71 años antes, y al otro lado del charco, un tipo serio con gafas de concha llegaba al trabajo. «Hola, Percy», saludó un compañero. «Señor Spencer», dijo con una sonrisa el chico del correo. Otro día más en Raytheon. Allí le conocía todo el mundo: nadie olvidaba que Raytheon era contratista del Departamento de Defensa y que Percy Spencer era un patriota que había conseguido aumentar exponencialmente la producción de magnetrones, el corazón de los radares, para los esfuerzos militares estadounidenses en la Segunda Guerra Mundial. Llegó a su oficina y se puso su bata de laboratorio. Como cada día, palpó en su pantalón en busca de la pequeña barrita que siempre guardaba para dar de comer a las ardillas en el parque cercano. De orígenes humildes, Spencer nunca olvidaba a los pequeños amigos que le habían ayudado a pasar una dura niñez.

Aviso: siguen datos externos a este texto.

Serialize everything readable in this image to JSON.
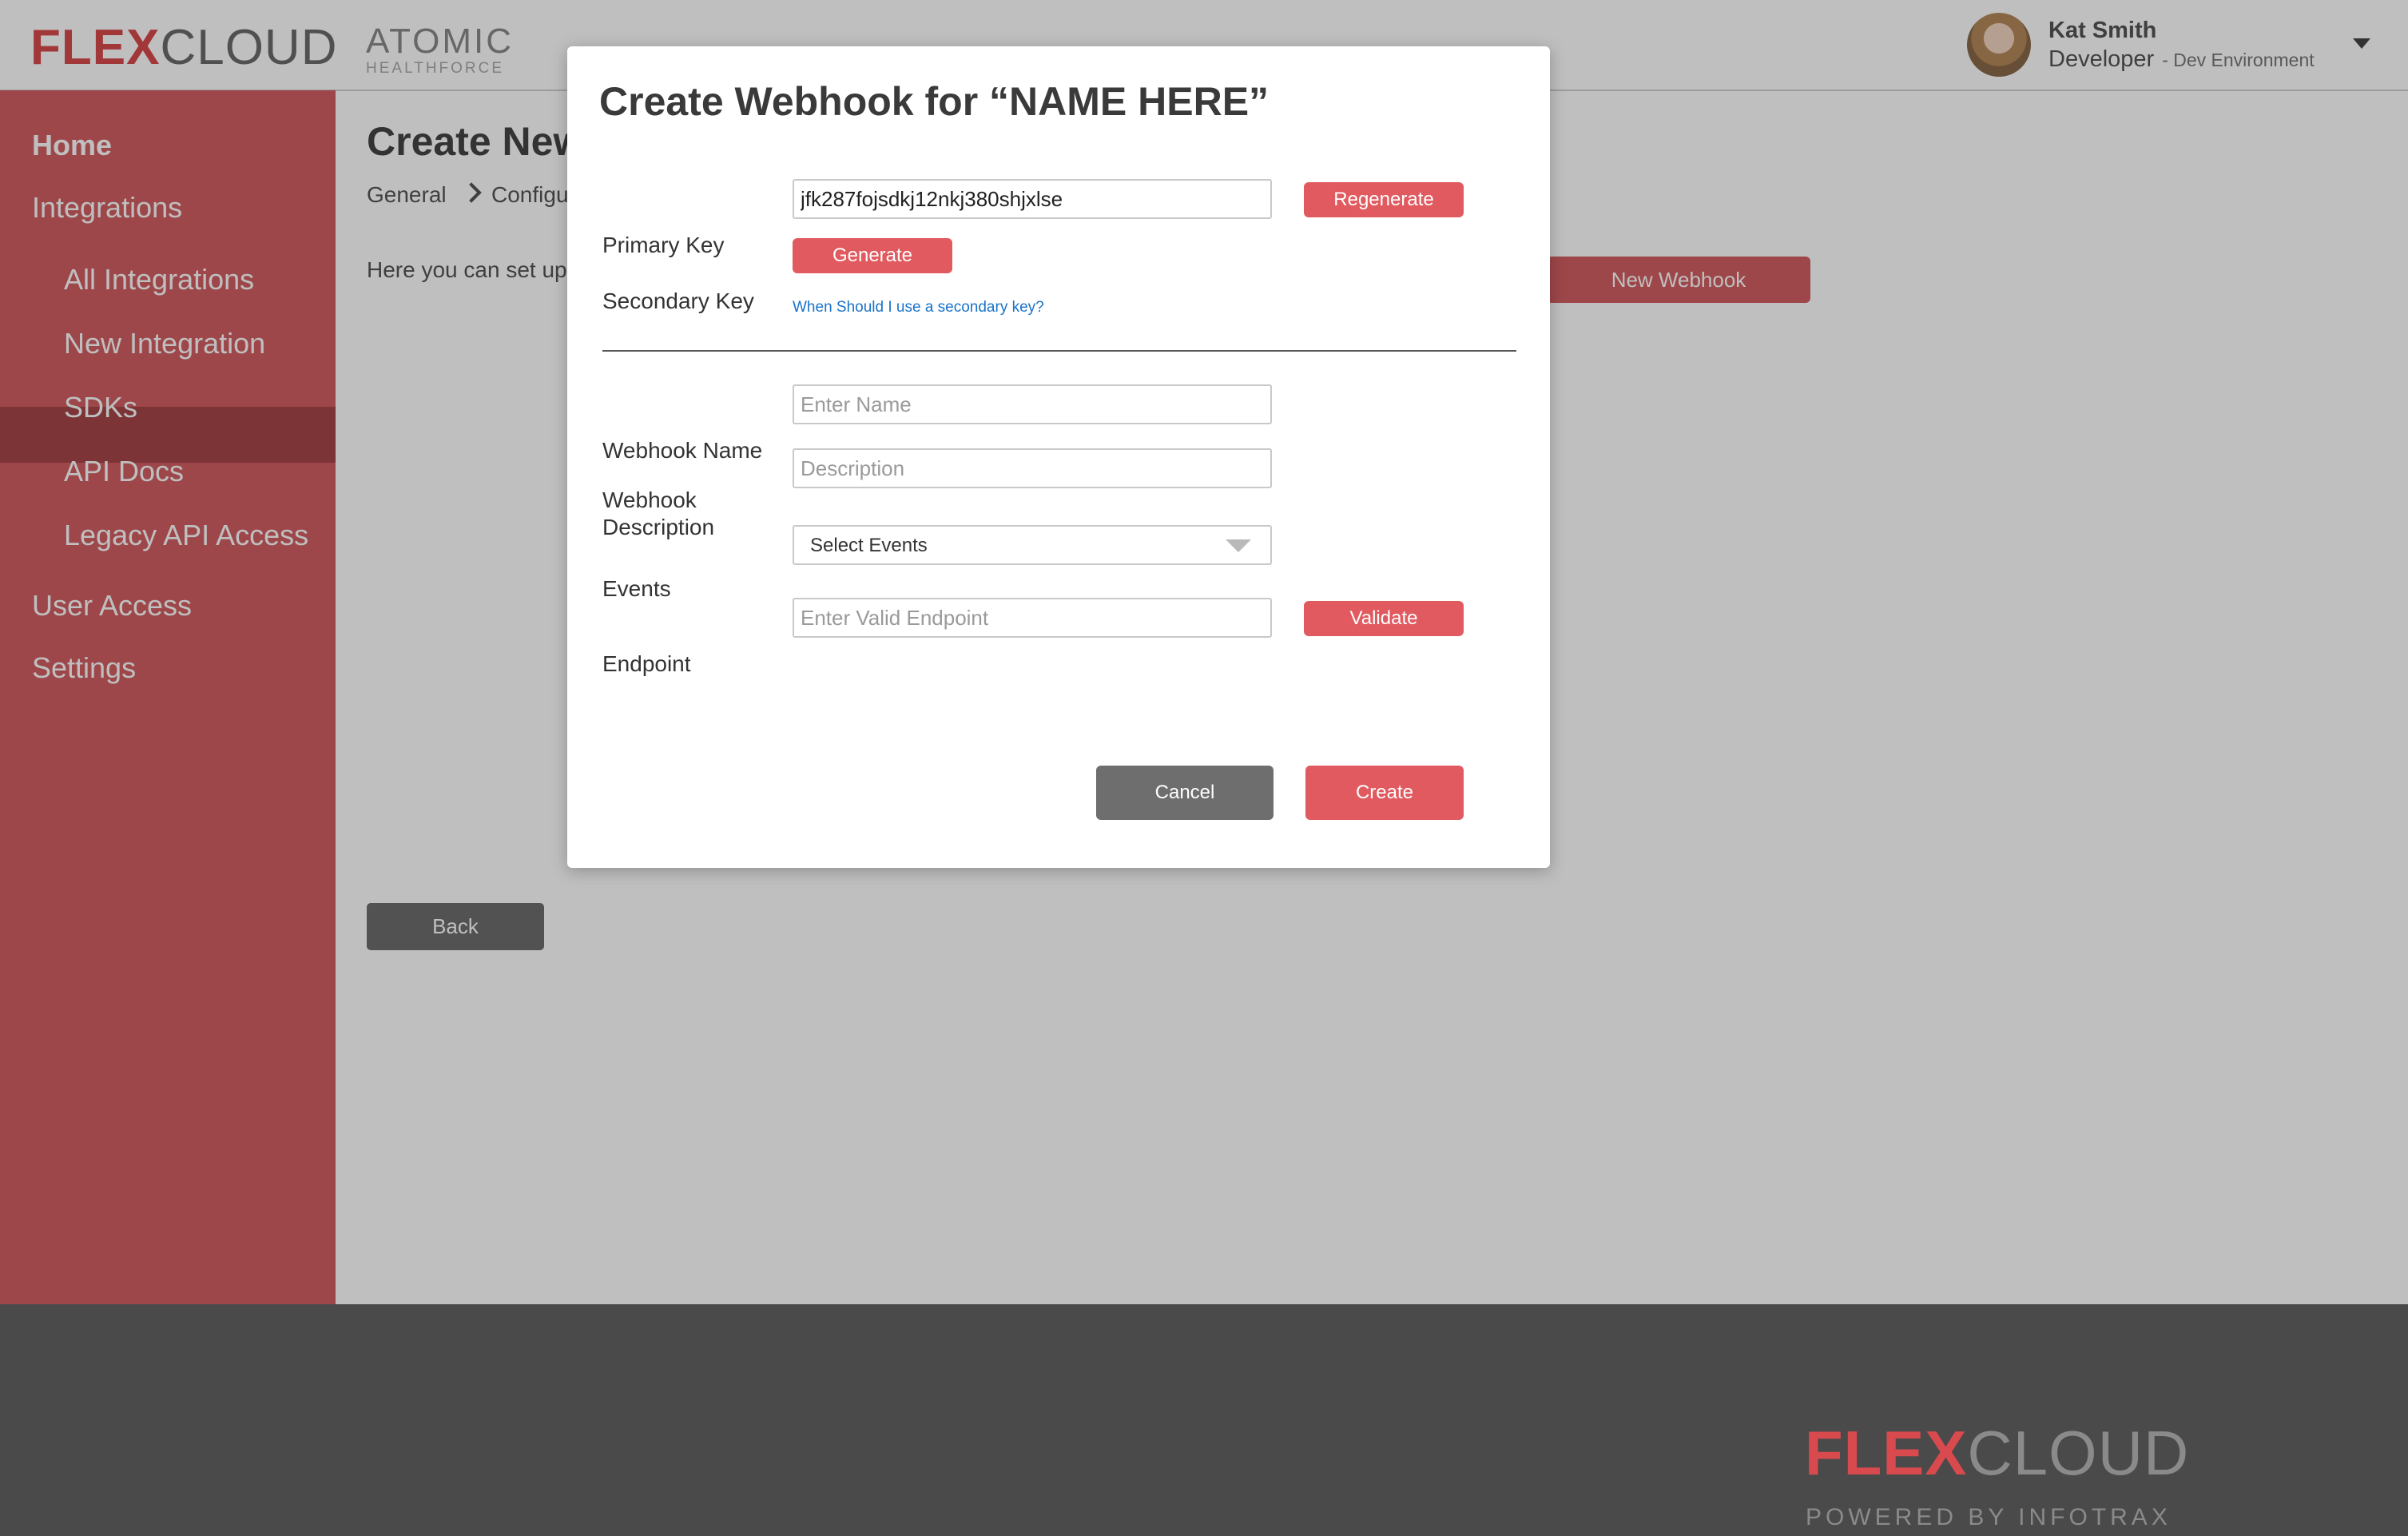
{
  "header": {
    "logo_flex": "FLEX",
    "logo_cloud": "CLOUD",
    "partner_top": "ATOMIC",
    "partner_bottom": "HEALTHFORCE",
    "user_name": "Kat Smith",
    "user_role": "Developer",
    "user_env": "- Dev Environment"
  },
  "sidebar": {
    "home": "Home",
    "integrations": "Integrations",
    "all_integrations": "All Integrations",
    "new_integration": "New Integration",
    "sdks": "SDKs",
    "api_docs": "API Docs",
    "legacy_api_access": "Legacy API Access",
    "user_access": "User Access",
    "settings": "Settings"
  },
  "main": {
    "title": "Create New",
    "breadcrumb": [
      "General",
      "Configu"
    ],
    "intro": "Here you can set up c",
    "new_webhook_label": "New Webhook",
    "back_label": "Back"
  },
  "modal": {
    "title": "Create Webhook for “NAME HERE”",
    "primary_key_label": "Primary Key",
    "primary_key_value": "jfk287fojsdkj12nkj380shjxlse",
    "regenerate_label": "Regenerate",
    "secondary_key_label": "Secondary Key",
    "generate_label": "Generate",
    "secondary_help_link": "When Should I use a secondary key?",
    "webhook_name_label": "Webhook Name",
    "webhook_name_placeholder": "Enter Name",
    "webhook_description_label_1": "Webhook",
    "webhook_description_label_2": "Description",
    "webhook_description_placeholder": "Description",
    "events_label": "Events",
    "events_selected": "Select Events",
    "endpoint_label": "Endpoint",
    "endpoint_placeholder": "Enter Valid Endpoint",
    "validate_label": "Validate",
    "cancel_label": "Cancel",
    "create_label": "Create"
  },
  "footer": {
    "logo_flex": "FLEX",
    "logo_cloud": "CLOUD",
    "tagline": "POWERED BY INFOTRAX"
  },
  "colors": {
    "brand_red": "#d84a4e",
    "sidebar": "#d35f63",
    "sidebar_active": "#a64649",
    "button_red": "#e05a5f",
    "button_gray": "#6e6e6e",
    "footer": "#4a4a4a",
    "link": "#1a73c9"
  }
}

Se sentó en la cama. Sabía que debía ir a desayunar pero también sabía que por eso ponía el despertador más temprano. Necesitaba tiempo. Con los ojos cerrados, pensó en todas las decisiones equivocadas que había tomado en su vida. Levantarse de la cama era claramente una de ellas. Solo quería dormir un poco más.

La mañana transcurrió tranquila en Raytheon. Cómo habían cambiado las cosas desde que comenzó a trabajar allí: ahora tenía a su cargo a casi 5000 personas. Pero eso no lo había alejado de la experimentación, nunca. Además, la guerra había acabado hace pocos meses y algunos de los chicos que las habían pasado canutas en Europa y el Pacífico estaban regresando a casa. Comenzaba una nueva era llena de esperanza.

No había esperanza. Era lunes y llovía. Era lunes y tenía que ir a trabajar. Era lunes y punto. Arrastró los pies por el pasillo y se dio cuenta que había dejado las zapatillas junto a la cama cuando se sentó a compadecerse de sí mismo. De vuelta a la habitación, se golpeó el meñique derecho con el marco de la puerta. Dolor agudo. El zombi abrió mucho los ojos pero tras dos minutos de resoplidos y palabras malsonantes, rescató sus zapatillas y comenzó el camino a la cocina. El zombi necesitaba café. Y pronto.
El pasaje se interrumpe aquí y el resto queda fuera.